I attended the first Microsoft Unified Communications Consultant Briefing meeting earlier this month not so much to rehear things I may already have known about the software giant's plans for the telephony system market, but to observe the reactions and listen to the comments of the attending consultants. I can safely say that most, if not all, consultants left the meeting with a more favorable impression of Microsoft's chance of success crashing a market space that has proved invulnerable to more than a few attempts by multibillion dollar companies in the past. Casualties from the past have included IBM, General Dynamics and Rockwell. More recent attempts by companies the likes of Intel and 3Com have met with immediate or gradual failure.I recall conversations I had with more than a few consultants two years ago at the annual Society of Telecommunications Consultants (STC) about the threat Microsoft posed to the existing market structure, already put out of kilter by Cisco Systems a few years back. The general tone of the consultants was best described as skepticism, about the company's commitment, chance of success, and/or timetable for success if it came at all. At the time OCS 2007 Release 1 was less than an impressive threat to existing telephony systems. In the interim Microsoft has unveiled Release 2 and has briefed a select few on future releases. Although the next major release was not discussed last week, the information imparted to the consultants, about products, services, distribution plans, and customer trials, was positively received by most. I believe that the general impression one walked away with was how far Microsoft has come in a short time and how far it would go within the next few years.

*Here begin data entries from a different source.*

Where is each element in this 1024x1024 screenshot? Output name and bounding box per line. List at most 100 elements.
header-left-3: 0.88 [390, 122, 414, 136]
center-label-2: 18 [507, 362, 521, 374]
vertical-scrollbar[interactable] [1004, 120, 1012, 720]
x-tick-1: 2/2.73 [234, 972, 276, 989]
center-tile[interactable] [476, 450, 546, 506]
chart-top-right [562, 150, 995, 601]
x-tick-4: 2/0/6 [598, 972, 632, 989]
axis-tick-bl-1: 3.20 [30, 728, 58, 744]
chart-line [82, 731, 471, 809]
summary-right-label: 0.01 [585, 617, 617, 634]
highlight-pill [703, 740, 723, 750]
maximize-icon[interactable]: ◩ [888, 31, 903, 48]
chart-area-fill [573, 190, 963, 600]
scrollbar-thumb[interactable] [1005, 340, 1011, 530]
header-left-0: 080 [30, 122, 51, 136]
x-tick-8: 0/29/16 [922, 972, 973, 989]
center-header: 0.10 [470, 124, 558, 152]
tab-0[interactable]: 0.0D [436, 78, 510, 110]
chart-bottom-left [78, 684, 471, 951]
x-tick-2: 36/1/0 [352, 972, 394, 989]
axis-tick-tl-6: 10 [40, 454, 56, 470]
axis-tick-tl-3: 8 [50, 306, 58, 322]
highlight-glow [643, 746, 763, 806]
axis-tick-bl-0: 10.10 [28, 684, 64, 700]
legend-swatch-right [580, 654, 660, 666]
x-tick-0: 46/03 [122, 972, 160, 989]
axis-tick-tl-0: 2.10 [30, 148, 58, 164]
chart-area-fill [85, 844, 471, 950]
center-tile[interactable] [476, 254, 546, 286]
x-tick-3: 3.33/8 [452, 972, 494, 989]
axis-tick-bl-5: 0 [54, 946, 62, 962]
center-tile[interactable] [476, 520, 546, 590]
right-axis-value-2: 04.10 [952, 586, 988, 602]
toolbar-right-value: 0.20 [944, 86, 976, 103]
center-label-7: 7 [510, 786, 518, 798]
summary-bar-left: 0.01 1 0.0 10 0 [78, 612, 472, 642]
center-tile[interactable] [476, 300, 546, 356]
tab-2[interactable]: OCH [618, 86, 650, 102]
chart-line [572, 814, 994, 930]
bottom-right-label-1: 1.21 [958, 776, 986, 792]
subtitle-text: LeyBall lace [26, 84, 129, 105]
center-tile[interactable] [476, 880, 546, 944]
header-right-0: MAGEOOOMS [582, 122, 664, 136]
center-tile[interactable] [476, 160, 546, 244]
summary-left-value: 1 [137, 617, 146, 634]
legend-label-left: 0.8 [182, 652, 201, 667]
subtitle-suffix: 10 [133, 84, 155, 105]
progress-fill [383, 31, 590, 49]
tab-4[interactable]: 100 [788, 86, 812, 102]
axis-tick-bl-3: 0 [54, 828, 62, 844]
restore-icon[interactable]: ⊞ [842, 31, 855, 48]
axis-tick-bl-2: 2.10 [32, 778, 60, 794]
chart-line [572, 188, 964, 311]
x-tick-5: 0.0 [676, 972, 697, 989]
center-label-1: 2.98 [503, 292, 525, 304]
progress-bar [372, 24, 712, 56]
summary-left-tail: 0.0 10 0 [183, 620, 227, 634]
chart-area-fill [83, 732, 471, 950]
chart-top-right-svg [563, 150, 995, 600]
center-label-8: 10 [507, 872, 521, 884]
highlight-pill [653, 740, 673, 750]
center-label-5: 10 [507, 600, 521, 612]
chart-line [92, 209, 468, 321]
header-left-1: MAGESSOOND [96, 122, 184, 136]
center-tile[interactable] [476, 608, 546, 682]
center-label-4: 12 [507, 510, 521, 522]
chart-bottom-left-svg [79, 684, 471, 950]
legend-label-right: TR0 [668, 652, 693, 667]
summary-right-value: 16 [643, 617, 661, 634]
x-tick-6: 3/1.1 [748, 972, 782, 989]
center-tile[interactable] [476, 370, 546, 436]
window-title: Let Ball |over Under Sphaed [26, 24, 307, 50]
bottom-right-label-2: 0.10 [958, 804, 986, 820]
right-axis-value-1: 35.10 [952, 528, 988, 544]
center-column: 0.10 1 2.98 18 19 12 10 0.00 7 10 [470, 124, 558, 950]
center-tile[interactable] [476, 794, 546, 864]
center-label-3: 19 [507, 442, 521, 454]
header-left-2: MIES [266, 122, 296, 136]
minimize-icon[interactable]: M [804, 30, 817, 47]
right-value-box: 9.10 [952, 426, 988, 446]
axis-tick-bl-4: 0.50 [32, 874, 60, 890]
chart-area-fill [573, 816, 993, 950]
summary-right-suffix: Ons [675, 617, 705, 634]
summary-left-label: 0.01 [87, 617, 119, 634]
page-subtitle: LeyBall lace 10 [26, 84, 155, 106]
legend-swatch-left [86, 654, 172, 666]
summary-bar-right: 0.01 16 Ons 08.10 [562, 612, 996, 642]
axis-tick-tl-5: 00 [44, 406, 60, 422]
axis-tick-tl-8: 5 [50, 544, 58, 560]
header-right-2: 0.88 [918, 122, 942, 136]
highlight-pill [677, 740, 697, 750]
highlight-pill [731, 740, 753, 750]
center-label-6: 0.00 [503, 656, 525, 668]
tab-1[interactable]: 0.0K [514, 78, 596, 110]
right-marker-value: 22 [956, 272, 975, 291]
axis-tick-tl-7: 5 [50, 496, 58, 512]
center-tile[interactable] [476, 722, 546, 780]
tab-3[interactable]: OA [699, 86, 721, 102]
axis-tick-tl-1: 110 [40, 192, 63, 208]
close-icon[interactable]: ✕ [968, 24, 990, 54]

It took Cisco Systems the better part of nine years to challenge the global market leaders for the top position, leveraging its dominant position in the world of data communications networking. In an age of acceleration and contracting product life cycles, I believe Microsoft, leveraging its desktop applications dominance, has a strong chance to replicate Cisco's success in less time. Virtually beginning at the starting line today, Microsoft by the middle of next decade will pass many current competitors on the market share ladder of success.

Following the next major OCS 2007 release, Microsoft will actively compete in the standalone systems market, not merely sell the solution behind installed telephony systems for presence, IM, or softphone requirements. Microsoft solutions today are being used as the primary telephony system in trial operations. What impressed many consultants, me included, are the size of the trial implementations. Without revealing specific Microsoft secrets I can state that we are not talking about 50 or 100 station users per trial, but something more than an order of magnitude greater. Companies such as Shell and Sprint have already spoken publicly about their experiences with Microsoft, and I am sure many more will be coming forward during the next year.

Is it possible that Microsoft won't succeed? Yes, there is the possibility, but I am more inclined not to bet against them. The company has the resources, IT market clout, and impetus to succeed, if only to protect its other software solutions. The future threat of Google as a cloud services provider of many things currently Microsoft--operating systems, Internet browser & search engine, office productivity suites, and messaging, to name a few--is enough to drive any company forward.